Arista Networks (ANET) pulled back yesterday on a slight test for supply, otherwise known as a “Wyckoffian Retest” of the 50-dma, without getting very close to the line.  Volume picked up slightly, but remained below average. That led to a five-day pocket pivot move back above the 20-dema today.

If one wants to be a trading cowboy here, one could try taking a long position here while using the 20-dema as a tight selling guide. Otherwise, I’d like to see it settle in for a day or two with volume drying up as it holds support at the 20-dema. That would set up a more coherent entry, but as always you can just play it as it lies.

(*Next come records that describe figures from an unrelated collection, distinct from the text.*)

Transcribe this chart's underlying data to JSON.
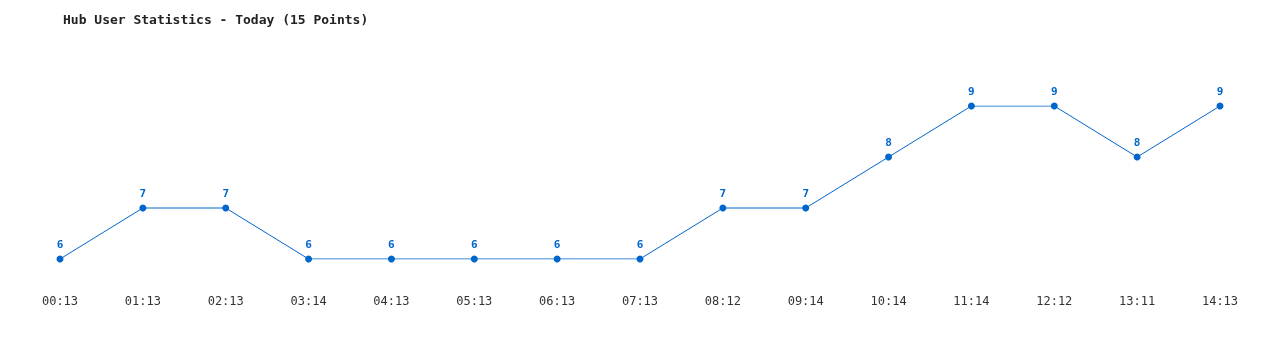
{
  "chart_data": {
    "type": "line",
    "title": "Hub User Statistics - Today (15 Points)",
    "categories": [
      "00:13",
      "01:13",
      "02:13",
      "03:14",
      "04:13",
      "05:13",
      "06:13",
      "07:13",
      "08:12",
      "09:14",
      "10:14",
      "11:14",
      "12:12",
      "13:11",
      "14:13"
    ],
    "series": [
      {
        "color": "#0066cc",
        "values": [
          6,
          7,
          7,
          6,
          6,
          6,
          6,
          6,
          7,
          7,
          8,
          9,
          9,
          8,
          9
        ]
      }
    ],
    "data_labels": true,
    "marker": "circle",
    "line_style": "solid"
  }
}
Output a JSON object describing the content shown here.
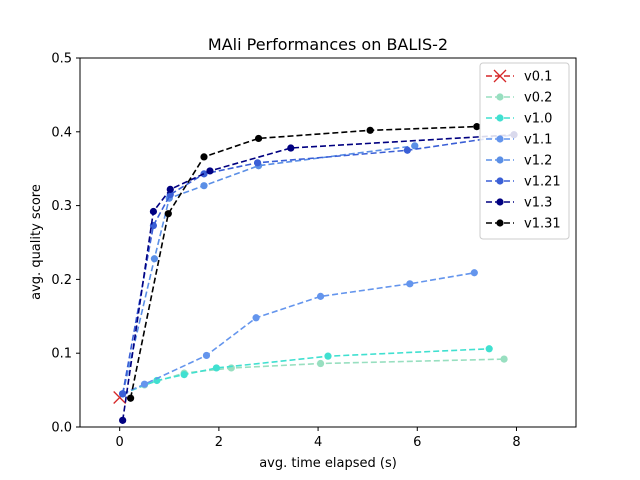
{
  "chart_data": {
    "type": "line",
    "title": "MAli Performances on BALIS-2",
    "xlabel": "avg. time elapsed (s)",
    "ylabel": "avg. quality score",
    "xlim": [
      -0.8,
      9.2
    ],
    "ylim": [
      0.0,
      0.5
    ],
    "xticks": [
      0,
      2,
      4,
      6,
      8
    ],
    "yticks": [
      0.0,
      0.1,
      0.2,
      0.3,
      0.4,
      0.5
    ],
    "xtick_labels": [
      "0",
      "2",
      "4",
      "6",
      "8"
    ],
    "ytick_labels": [
      "0.0",
      "0.1",
      "0.2",
      "0.3",
      "0.4",
      "0.5"
    ],
    "grid": false,
    "legend_position": "top-right",
    "series": [
      {
        "name": "v0.1",
        "color": "#d62728",
        "marker": "x",
        "points": [
          [
            0.0,
            0.04
          ]
        ]
      },
      {
        "name": "v0.2",
        "color": "#98dfc0",
        "marker": "o",
        "points": [
          [
            0.06,
            0.045
          ],
          [
            0.5,
            0.057
          ],
          [
            1.3,
            0.073
          ],
          [
            2.25,
            0.08
          ],
          [
            4.05,
            0.086
          ],
          [
            7.75,
            0.092
          ]
        ]
      },
      {
        "name": "v1.0",
        "color": "#40e0d0",
        "marker": "o",
        "points": [
          [
            0.06,
            0.045
          ],
          [
            0.75,
            0.063
          ],
          [
            1.3,
            0.071
          ],
          [
            1.95,
            0.08
          ],
          [
            4.2,
            0.096
          ],
          [
            7.45,
            0.106
          ]
        ]
      },
      {
        "name": "v1.1",
        "color": "#6495ed",
        "marker": "o",
        "points": [
          [
            0.06,
            0.045
          ],
          [
            0.5,
            0.058
          ],
          [
            1.75,
            0.097
          ],
          [
            2.75,
            0.148
          ],
          [
            4.05,
            0.177
          ],
          [
            5.85,
            0.194
          ],
          [
            7.15,
            0.209
          ]
        ]
      },
      {
        "name": "v1.2",
        "color": "#5b8fe6",
        "marker": "o",
        "points": [
          [
            0.06,
            0.045
          ],
          [
            0.7,
            0.228
          ],
          [
            1.0,
            0.31
          ],
          [
            1.7,
            0.327
          ],
          [
            2.8,
            0.354
          ],
          [
            5.95,
            0.381
          ]
        ]
      },
      {
        "name": "v1.21",
        "color": "#3a5fd6",
        "marker": "o",
        "points": [
          [
            0.06,
            0.045
          ],
          [
            0.68,
            0.273
          ],
          [
            1.02,
            0.315
          ],
          [
            1.7,
            0.343
          ],
          [
            2.78,
            0.358
          ],
          [
            5.8,
            0.375
          ],
          [
            7.95,
            0.396
          ]
        ]
      },
      {
        "name": "v1.3",
        "color": "#000080",
        "marker": "o",
        "points": [
          [
            0.06,
            0.009
          ],
          [
            0.68,
            0.292
          ],
          [
            1.02,
            0.322
          ],
          [
            1.82,
            0.347
          ],
          [
            3.45,
            0.378
          ],
          [
            7.95,
            0.396
          ]
        ]
      },
      {
        "name": "v1.31",
        "color": "#000000",
        "marker": "o",
        "points": [
          [
            0.22,
            0.039
          ],
          [
            0.98,
            0.289
          ],
          [
            1.7,
            0.366
          ],
          [
            2.8,
            0.391
          ],
          [
            5.05,
            0.402
          ],
          [
            7.2,
            0.407
          ]
        ]
      }
    ]
  }
}
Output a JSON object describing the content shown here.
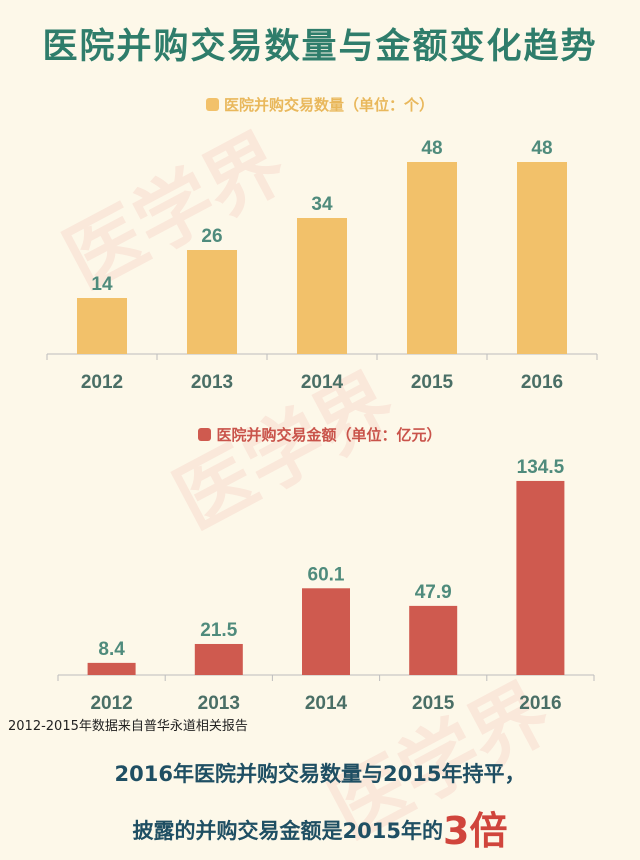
{
  "title": "医院并购交易数量与金额变化趋势",
  "watermark": "医学界",
  "chart_data": [
    {
      "type": "bar",
      "title": "医院并购交易数量（单位：个）",
      "categories": [
        "2012",
        "2013",
        "2014",
        "2015",
        "2016"
      ],
      "values": [
        14,
        26,
        34,
        48,
        48
      ],
      "ylim": [
        0,
        50
      ],
      "color": "#f2c16a",
      "value_color": "#4f8b7c",
      "legend_position": "top-center",
      "grid": false
    },
    {
      "type": "bar",
      "title": "医院并购交易金额（单位：亿元）",
      "categories": [
        "2012",
        "2013",
        "2014",
        "2015",
        "2016"
      ],
      "values": [
        8.4,
        21.5,
        60.1,
        47.9,
        134.5
      ],
      "value_labels": [
        "8.4",
        "21.5",
        "60.1",
        "47.9",
        "134.5"
      ],
      "ylim": [
        0,
        140
      ],
      "color": "#cf5a4f",
      "value_color": "#4f8b7c",
      "legend_position": "top-center",
      "grid": false
    }
  ],
  "source_note": "2012-2015年数据来自普华永道相关报告",
  "conclusion": {
    "line1": "2016年医院并购交易数量与2015年持平，",
    "line2_prefix": "披露的并购交易金额是2015年的",
    "line2_emphasis": "3倍"
  }
}
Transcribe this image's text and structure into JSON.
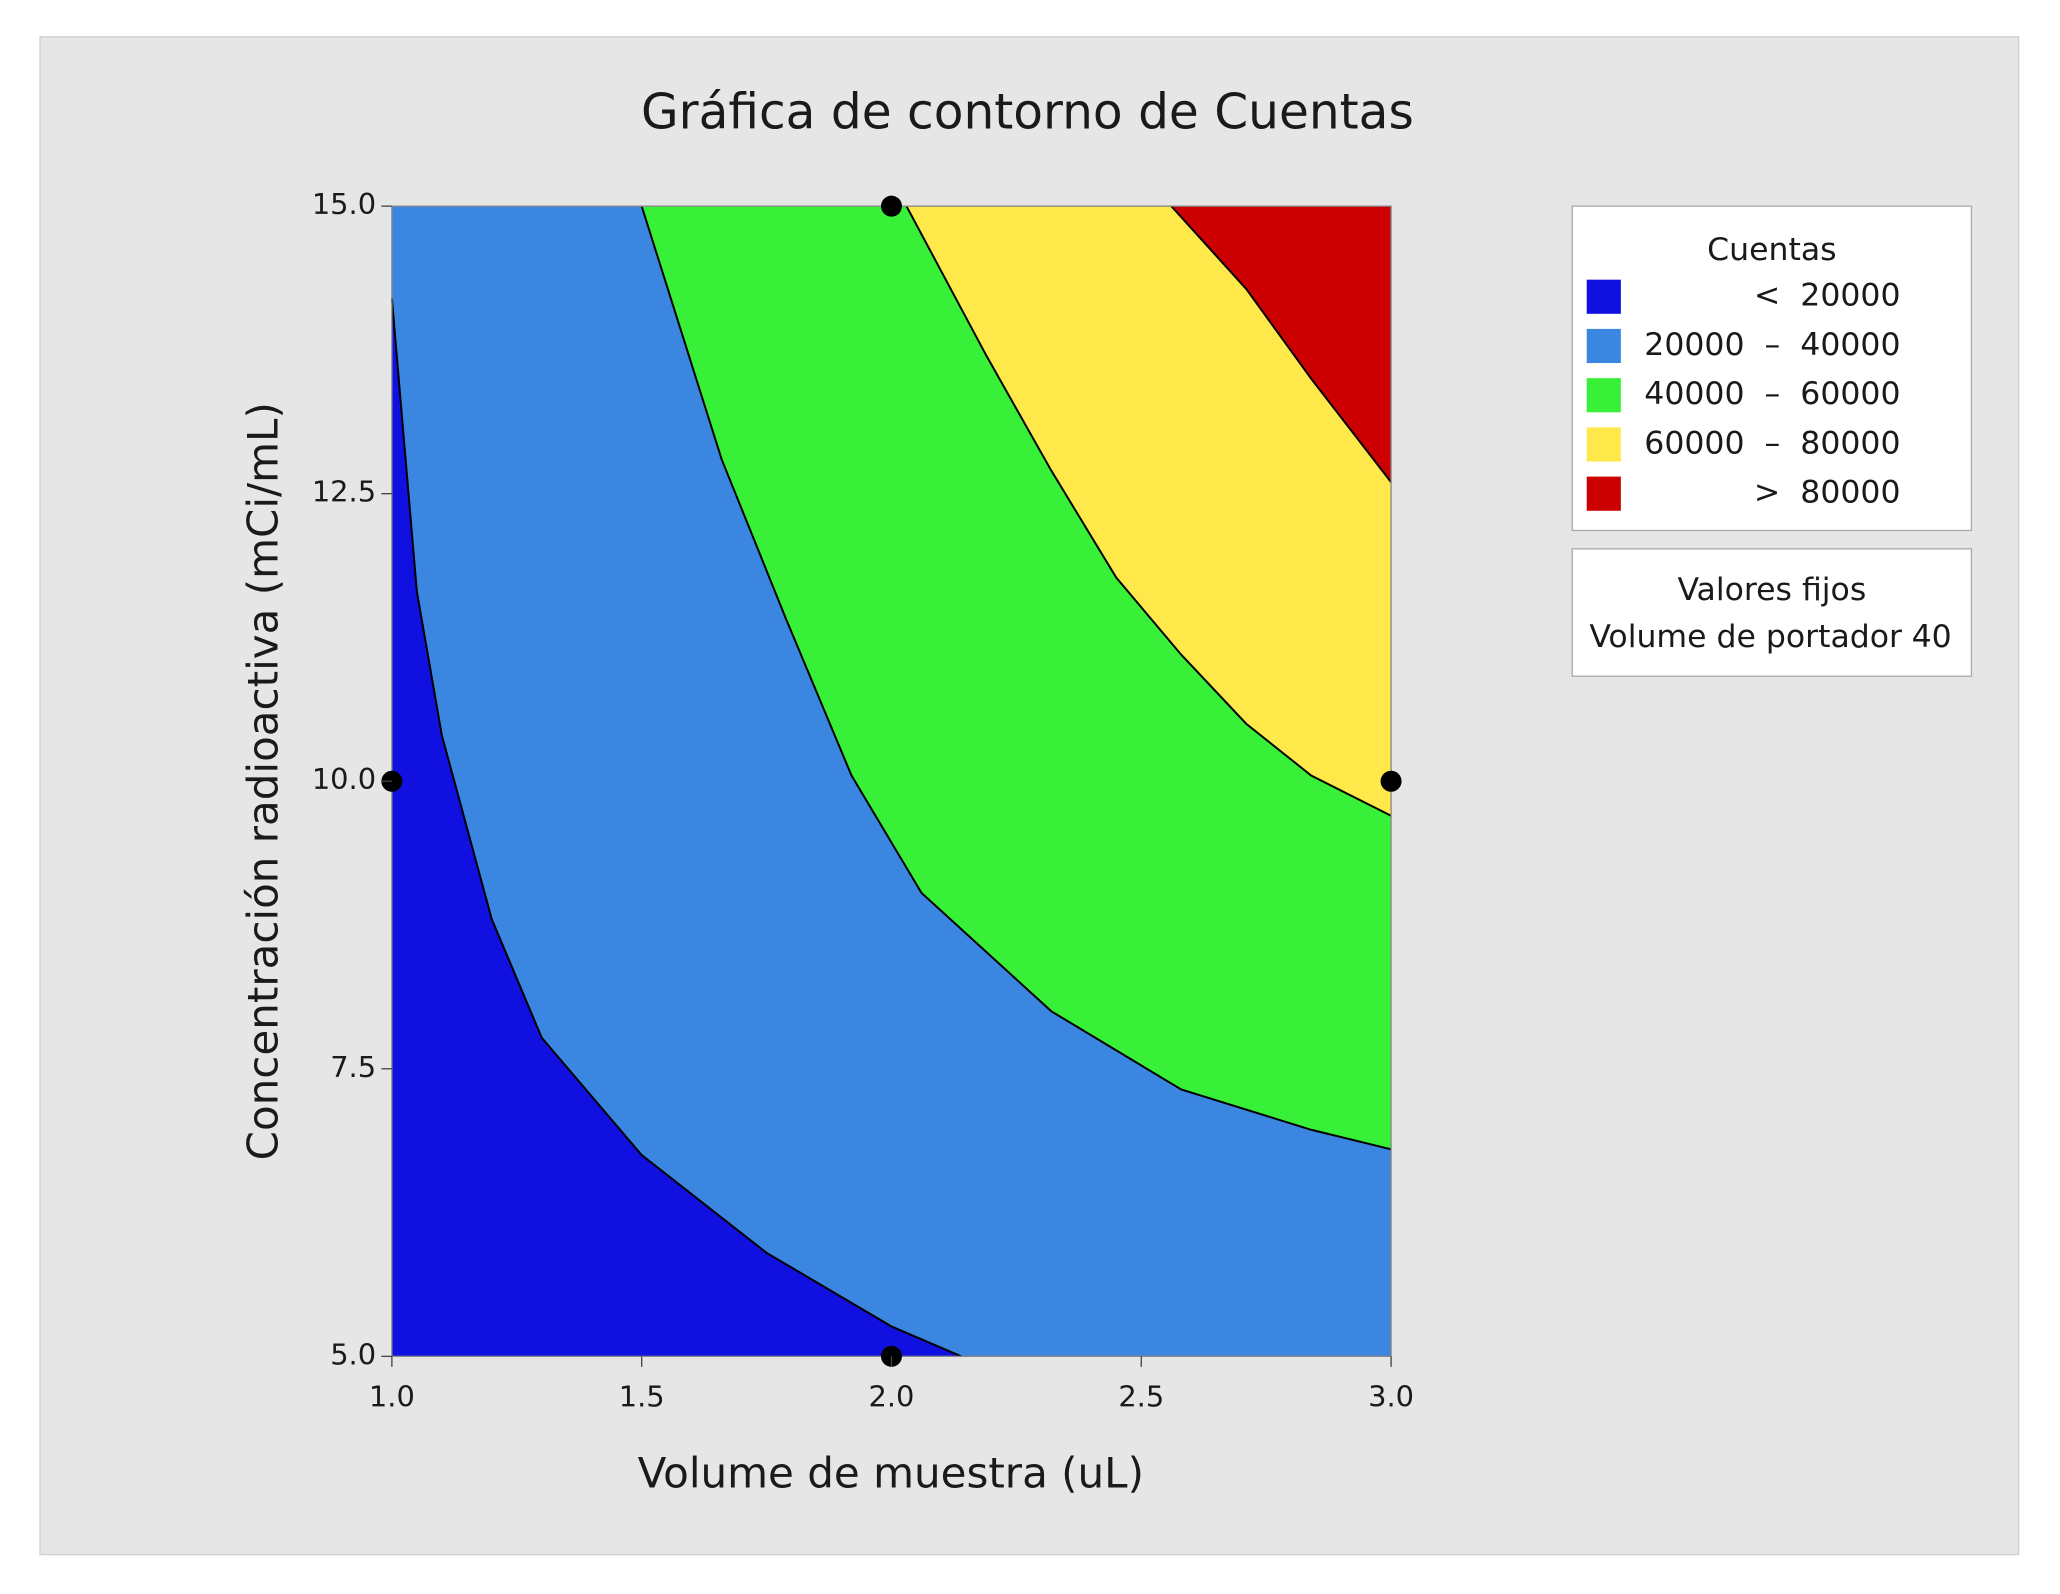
{
  "chart_data": {
    "type": "contour",
    "title": "Gráfica de contorno de Cuentas",
    "x_label": "Volume de muestra (uL)",
    "y_label": "Concentración radioactiva (mCi/mL)",
    "xlim": [
      1,
      3
    ],
    "ylim": [
      5,
      15
    ],
    "xticks": [
      {
        "value": 1,
        "label": "1.0"
      },
      {
        "value": 1.5,
        "label": "1.5"
      },
      {
        "value": 2,
        "label": "2.0"
      },
      {
        "value": 2.5,
        "label": "2.5"
      },
      {
        "value": 3,
        "label": "3.0"
      }
    ],
    "yticks": [
      {
        "value": 5,
        "label": "5.0"
      },
      7.5,
      {
        "value": 10,
        "label": "10.0"
      },
      12.5,
      {
        "value": 15,
        "label": "15.0"
      }
    ],
    "legend_title": "Cuentas",
    "bands": [
      {
        "name": "<  20000",
        "color": "#1010e0"
      },
      {
        "name": "20000  –  40000",
        "color": "#3a86e0"
      },
      {
        "name": "40000  –  60000",
        "color": "#38f038"
      },
      {
        "name": "60000  –  80000",
        "color": "#ffe84a"
      },
      {
        "name": ">  80000",
        "color": "#cc0000"
      }
    ],
    "contours": [
      {
        "level": 20000,
        "x": [
          1.0,
          1.05,
          1.1,
          1.2,
          1.3,
          1.5,
          1.75,
          2.0,
          2.14
        ],
        "y": [
          14.2,
          11.65,
          10.4,
          8.8,
          7.77,
          6.75,
          5.9,
          5.26,
          5.0
        ]
      },
      {
        "level": 40000,
        "x": [
          1.5,
          1.66,
          1.79,
          1.92,
          2.06,
          2.32,
          2.58,
          2.84,
          3.0
        ],
        "y": [
          15.0,
          12.8,
          11.4,
          10.05,
          9.03,
          8.0,
          7.32,
          6.97,
          6.8
        ]
      },
      {
        "level": 60000,
        "x": [
          2.03,
          2.19,
          2.32,
          2.45,
          2.58,
          2.71,
          2.84,
          3.0
        ],
        "y": [
          15.0,
          13.7,
          12.7,
          11.77,
          11.1,
          10.5,
          10.05,
          9.7
        ]
      },
      {
        "level": 80000,
        "x": [
          2.56,
          2.71,
          2.84,
          3.0
        ],
        "y": [
          15.0,
          14.28,
          13.5,
          12.6
        ]
      }
    ],
    "points": {
      "x": [
        1,
        2,
        2,
        3
      ],
      "y": [
        10,
        15,
        5,
        10
      ]
    },
    "fixed_values": {
      "title": "Valores fijos",
      "items": [
        {
          "name": "Volume de portador",
          "value": 40
        }
      ]
    }
  }
}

Alibaba (BABA) became a textbook short at the 50-dma on Monday, and then dutifully dropped down toward its 10-dma. It’s now attempting to hold support at the 10-dma. I continue to view this as a short on low-volume rallies into the 50-dma, such as we saw on Monday.




For newer members: Please note that when I use the term “20-day moving average,” “20-day line,” or “20-dema” I am referring to the 20-day exponential moving average. I use four primary moving averages on my daily charts: a 10-day simple (the magenta line), 20-day exponential (the green line), 50-day simple (the blue line) and 200-day simple moving average (the red line). On rare occasions, I will also employ a 65-day exponential moving average (thin black line). In all cases I will mostly use the shorthand version of “10-dma,” “50-dma,” etc.

From an index point of view, things look extended and prone to a pullback, at least in the near-term. From a stock point of view, there is very little to nothing that strikes me as terribly compelling on the long side. Meanwhile, short-sale set-ups work sporadically, and when they do the ensuing move is more a short-term scalp than anything else.

As I wrote over the weekend, I’m not looking to start engaging in position-building activities with an eye toward playing an intermediate trend. What I am interested in, however, is the possibility of a playable year-end rally based on some of the set-ups I discuss in this report. In addition, I am willing to take shots on the short side where I see a weak rally in a broken-down leader run into areas of potential resistance like the 50-dma.

Speaking for myself, my activity currently is somewhat muted since I don’t see a lot that looks all that compelling. It’s possible to take a shot here and there, but most of these lead to limited movements. That seems to be the general lay of the land currently. Until I see more things ripen up I will continue to take things slowly, without trying to force anything and staying alert to those juicy opportunities that might crop up as we head into year-end.

Gil Morales

CEO and Principal, Gil Morales & Company, LLC
Managing Director and Principal, MoKa Investors, LLC
Managing Director and Principal, Virtue of Selfish Investing, LLC

At the time of this writing, of the stocks mentioned in this report, Gil Morales, MoKa Investors, LLC, Virtue of Selfish Investing, LLC, and/or Gil Morales & Company, LLC held no positions, though positions are subject to change at any time and without notice.